A pair of glasses that can actually see cancer cells might soon be getting FDA approval.

Sandy Sagitto, an avid biker, was on vacation in Miami, Fla. when she found a lump in her right breast.
"I mean. I could feel it. It was there."

A diagnosis of breast cancer crushed Sagitto and left her in denial.

"I have no family history. I have no risk factors," she says.

Fear gave way to hope when Sagitto learned her surgeon would be wearing special eye-wear during her operation.

"It`s like, wow! We have Superman glasses," she says.

The Superman glasses, known simply as cancer goggles, work with an infrared light that help doctors see cancer when a patient's malignant tumors are injected with a dye which makes them glow.

"What the goggles are really doing is they are helping me to see the fluorescence that we've marked or tagged to a specific marker that is taken up by the cancer cells," explains Dr.
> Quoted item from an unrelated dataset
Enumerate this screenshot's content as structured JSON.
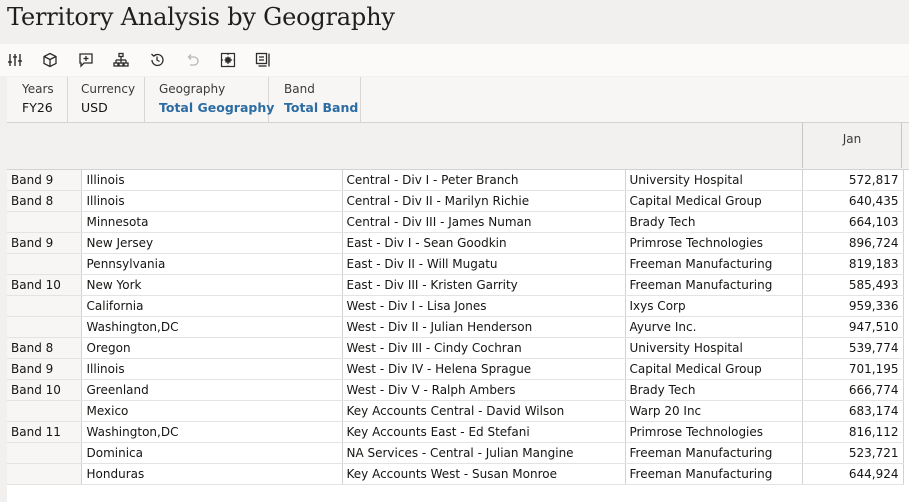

Julie Margenthaler. She was the first surgeon to use the space-age device on a breast cancer patient to determine whether it works. It does.

"I can see things very clearly," she says.

When Margenthaler wore the goggles during Sagitto's procedure, she wanted to know if they could identify margins around tumors and lymph nodes.  

"Which ultimately did confirm some microscopic tumor extensions at those edges so that was very exciting to us that we were able to see down to that level of detail," Margenthaler says. "We would not have been able to see that without the goggles."

The cutting edge eyewear has been used successfully in the fight against other cancer, too.

Dr. Ryan fields used the glasses during surgery on a patient with skin cancer.

"It's an incredible piece of technology I think has a lot of opportunity to improve on what we do in the operating room," he says.

Dr. Samuel Achilefu, a professor of radiology at Washington University, invented the cancer goggles. They are much smaller and lighter now than the heavy, clunky design originally created.

"It should be simple. It should be easy. It should have low learning curve that we do not need to retrain the surgeon on what they already know how to do," Dr. Achilefu says.